咋巴着嘴儿,胳膊底下夹着五彩野鸡,他就掏钥匙开锁进屋了。
“看看这是啥!”他一把放飞了彩毛野鸡,期待着四儿的尖叫嚎哭,以及一脑袋钻进他怀里自投罗网。
但等来的只有野鸡的尖叫,以及扑腾翅膀的声音。在屋子里上上下下前前后后。
在满屋子纷飞的赤橙黄绿青蓝紫鸡毛中,路眠雨瞧见了他的小可怜四老婆。
窝在墙角哭鼻子呢。
脚底下落了一堆红色野鸡毛。
“哭啥……”路眠雨刚想上前安慰,忽然就定在了原地。他才看清,那赤红的,哪里是什么红色野鸡毛,分明一滩血迹。

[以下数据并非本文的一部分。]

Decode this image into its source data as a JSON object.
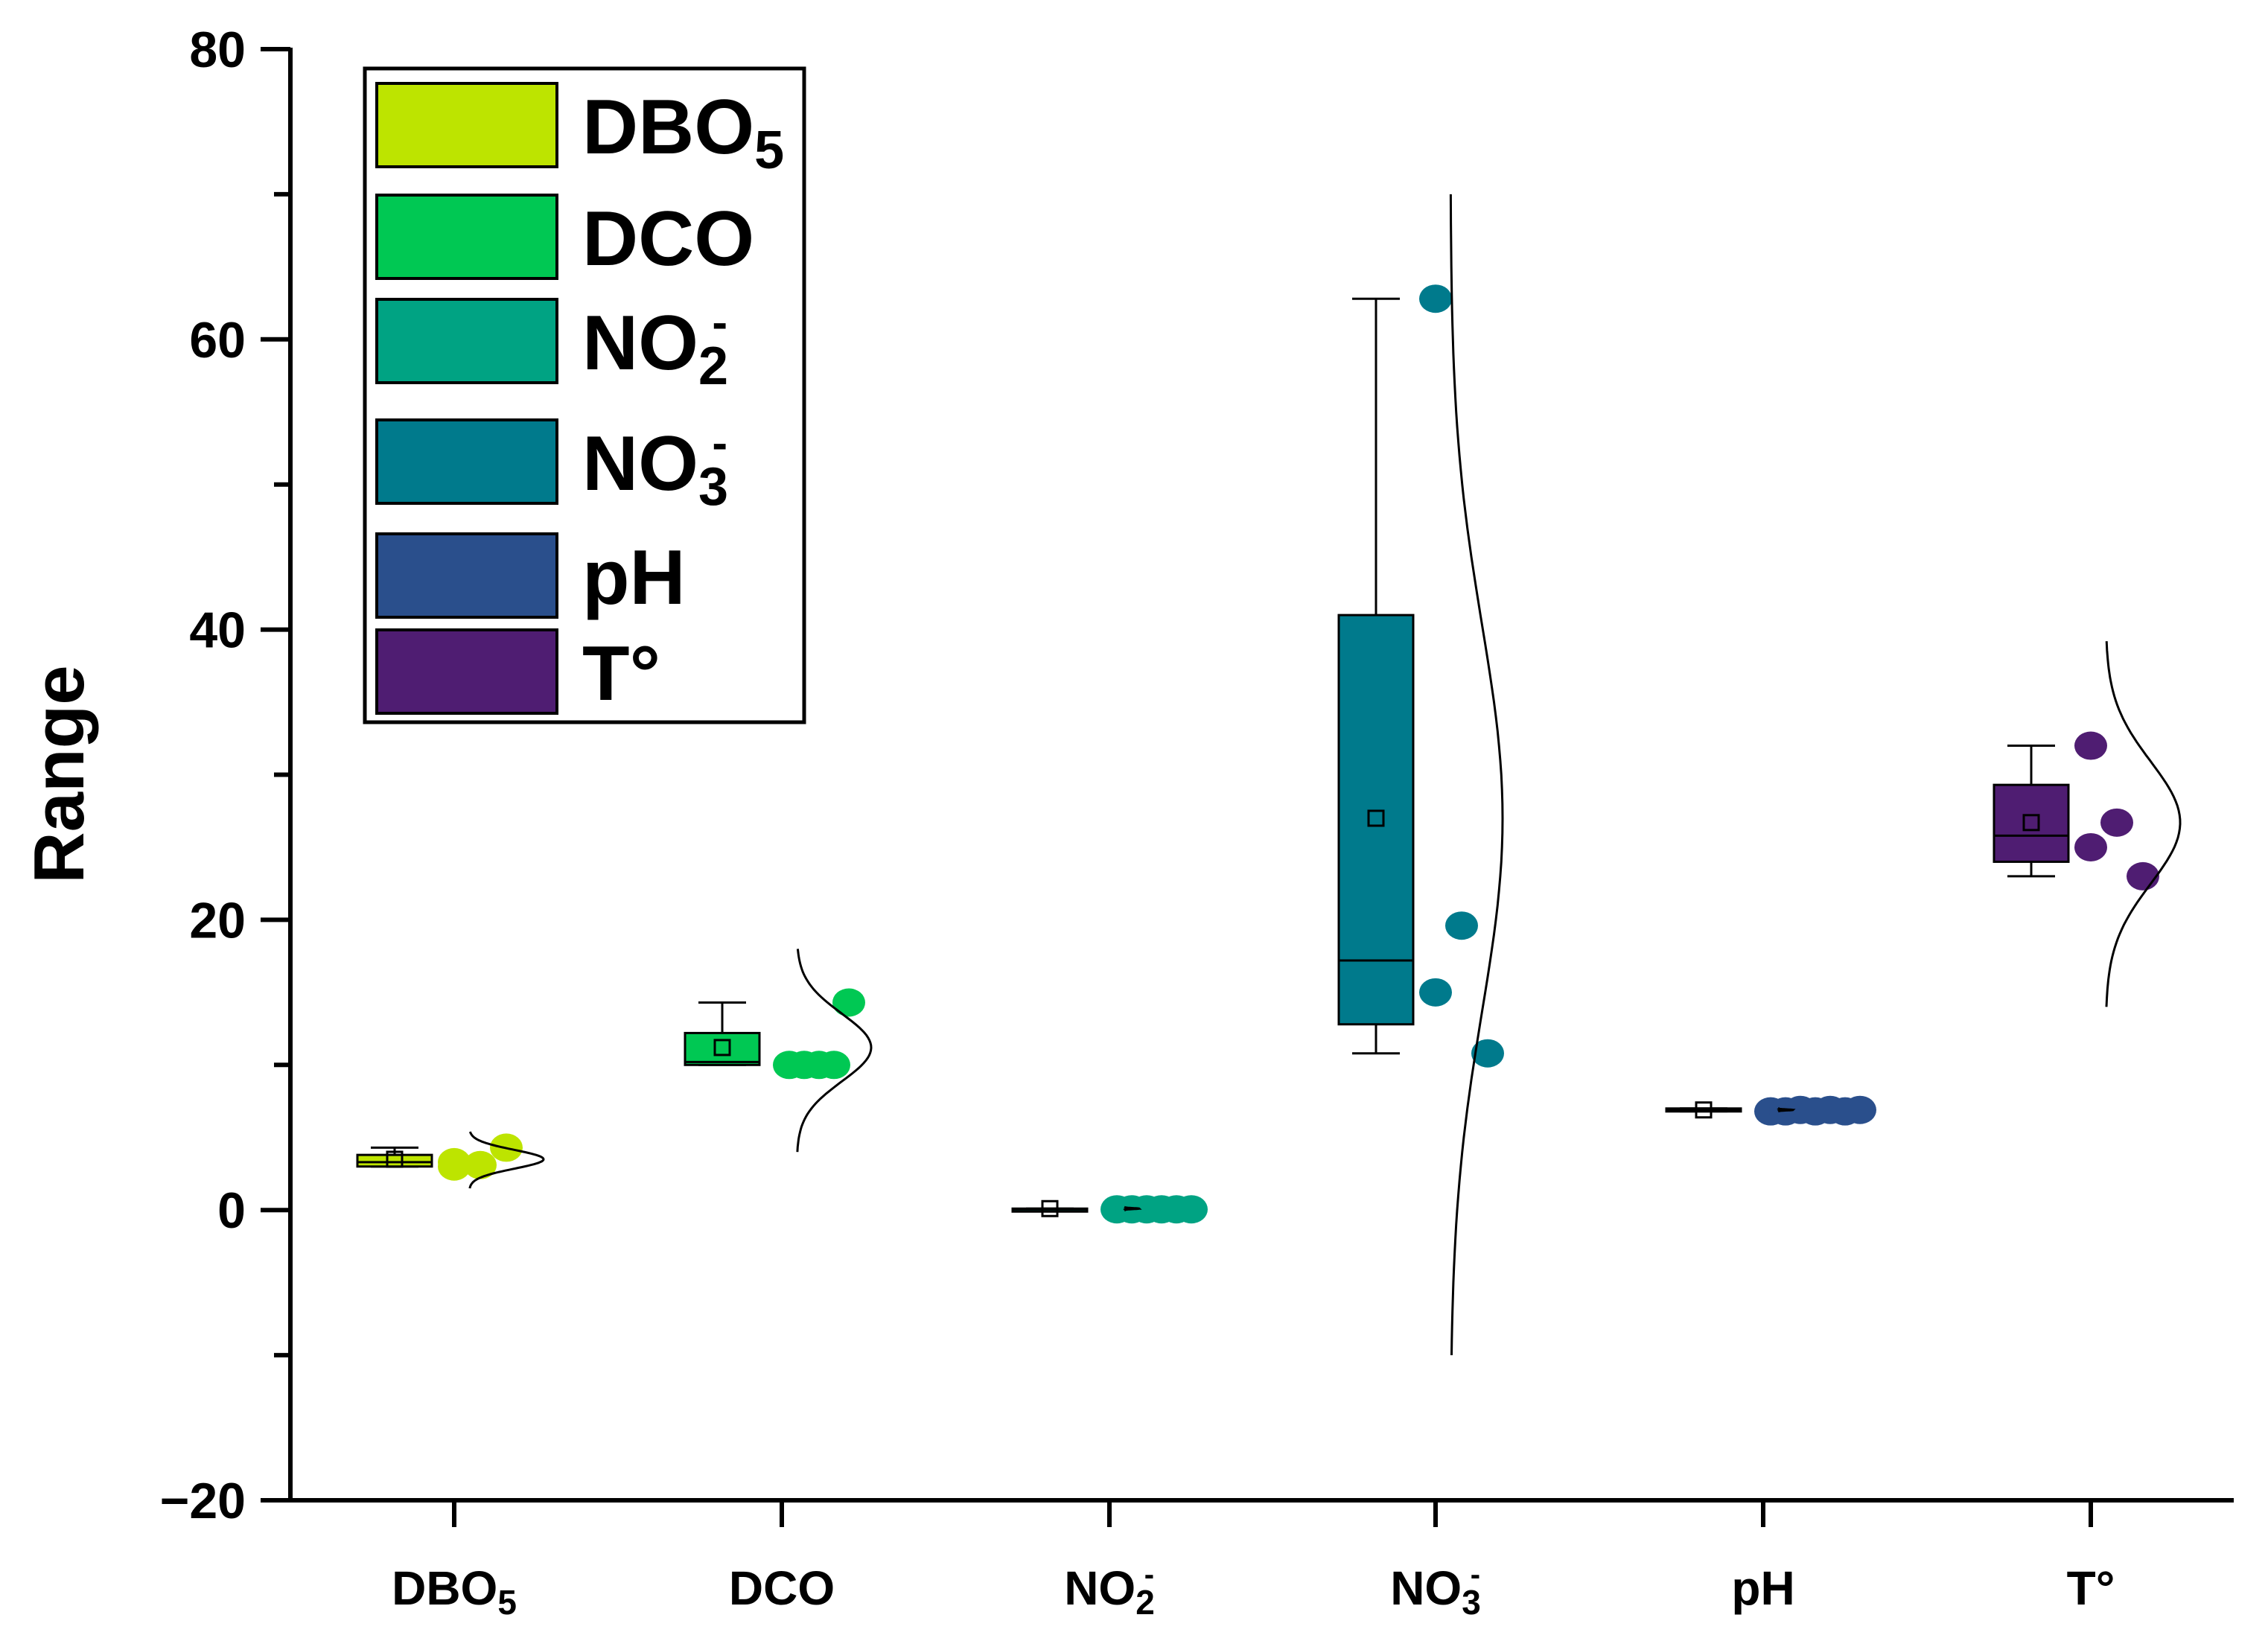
{
  "chart_data": {
    "type": "box",
    "title": "",
    "xlabel": "",
    "ylabel": "Range",
    "ylim": [
      -20,
      80
    ],
    "yticks": [
      -20,
      0,
      20,
      40,
      60,
      80
    ],
    "grid": false,
    "legend_position": "top-left",
    "categories": [
      {
        "base": "DBO",
        "sub": "5",
        "sup": ""
      },
      {
        "base": "DCO",
        "sub": "",
        "sup": ""
      },
      {
        "base": "NO",
        "sub": "2",
        "sup": "-"
      },
      {
        "base": "NO",
        "sub": "3",
        "sup": "-"
      },
      {
        "base": "pH",
        "sub": "",
        "sup": ""
      },
      {
        "base": "T°",
        "sub": "",
        "sup": ""
      }
    ],
    "series": [
      {
        "color": "#bde400",
        "whisker_low": 3.0,
        "q1": 3.0,
        "median": 3.3,
        "q3": 3.8,
        "whisker_high": 4.3,
        "mean": 3.5,
        "points": [
          3.0,
          3.1,
          3.3,
          4.3
        ],
        "curve_range": [
          1.5,
          5.4
        ]
      },
      {
        "color": "#00c853",
        "whisker_low": 10.0,
        "q1": 10.0,
        "median": 10.2,
        "q3": 12.2,
        "whisker_high": 14.3,
        "mean": 11.2,
        "points": [
          10.0,
          10.0,
          10.0,
          10.0,
          14.3
        ],
        "curve_range": [
          4.0,
          18.0
        ]
      },
      {
        "color": "#00a383",
        "whisker_low": 0.0,
        "q1": 0.0,
        "median": 0.05,
        "q3": 0.1,
        "whisker_high": 0.1,
        "mean": 0.1,
        "points": [
          0.05,
          0.05,
          0.05,
          0.05,
          0.05,
          0.05
        ],
        "curve_range": [
          0.0,
          0.2
        ]
      },
      {
        "color": "#007a8c",
        "whisker_low": 10.8,
        "q1": 12.8,
        "median": 17.2,
        "q3": 41.0,
        "whisker_high": 62.8,
        "mean": 27.0,
        "points": [
          62.8,
          19.6,
          15.0,
          10.8
        ],
        "curve_range": [
          -10.0,
          70.0
        ]
      },
      {
        "color": "#2a4f8c",
        "whisker_low": 6.8,
        "q1": 6.8,
        "median": 6.9,
        "q3": 7.0,
        "whisker_high": 7.0,
        "mean": 6.9,
        "points": [
          6.8,
          6.8,
          6.9,
          6.8,
          6.9,
          6.8,
          6.9
        ],
        "curve_range": [
          6.8,
          7.0
        ]
      },
      {
        "color": "#4f1d72",
        "whisker_low": 23.0,
        "q1": 24.0,
        "median": 25.8,
        "q3": 29.3,
        "whisker_high": 32.0,
        "mean": 26.7,
        "points": [
          32.0,
          26.7,
          25.0,
          23.0
        ],
        "curve_range": [
          14.0,
          39.2
        ]
      }
    ],
    "legend": [
      {
        "base": "DBO",
        "sub": "5",
        "sup": "",
        "color": "#bde400"
      },
      {
        "base": "DCO",
        "sub": "",
        "sup": "",
        "color": "#00c853"
      },
      {
        "base": "NO",
        "sub": "2",
        "sup": "-",
        "color": "#00a383"
      },
      {
        "base": "NO",
        "sub": "3",
        "sup": "-",
        "color": "#007a8c"
      },
      {
        "base": "pH",
        "sub": "",
        "sup": "",
        "color": "#2a4f8c"
      },
      {
        "base": "T°",
        "sub": "",
        "sup": "",
        "color": "#4f1d72"
      }
    ]
  }
}
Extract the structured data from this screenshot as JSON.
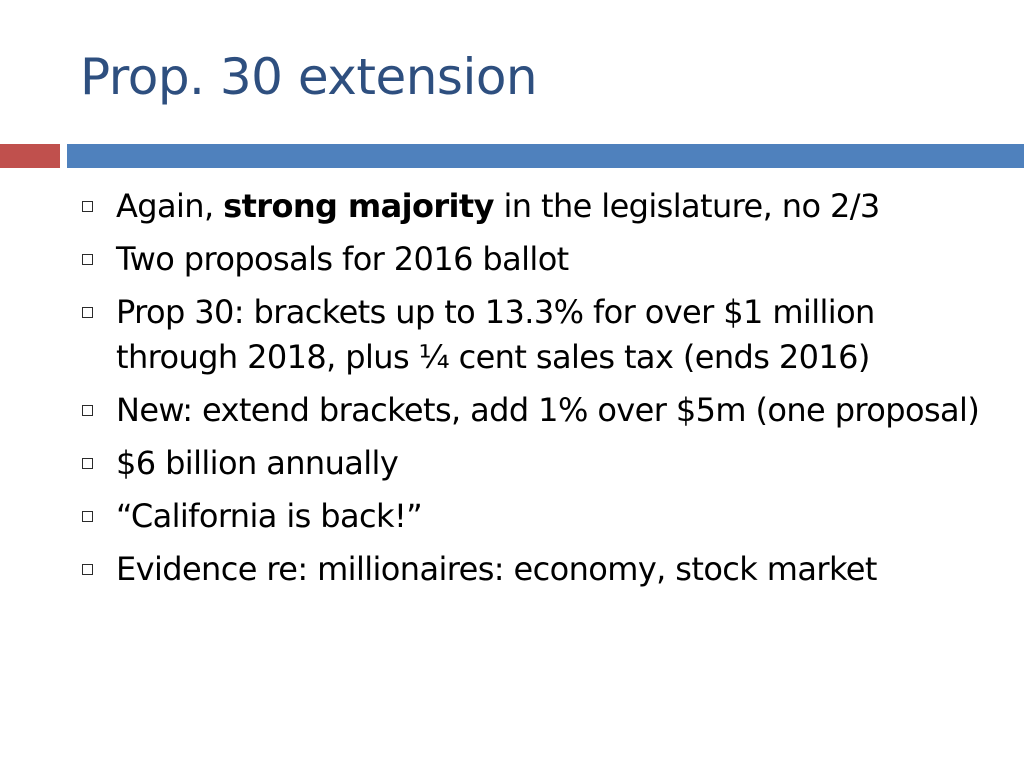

四儿两腿岔开站着,地上已经积了一滩,裤裆里,裤腿内侧,都是沥沥拉拉的血渍,已经干涸了,但他还不敢合上双腿,似乎已经吓呆了。
路眠雨也呆住了。除了杀鸡能红这么一裤子,其他时候他没见过这阵仗。
随手抓了桌上的书撕吧了撕吧,他就开始给四儿擦。是什么古籍文献天书宝卷的他也顾不上了,这会子在他眼里都是手边的擦屁股纸而已。
“这咋回事啊,哪儿破了啊?还是肚子里面有啥毛病啊?咋成这样了?别害怕啊这就带你找大夫......”他边慌里慌张地撕书给四儿抹去裤子上的血迹边安慰。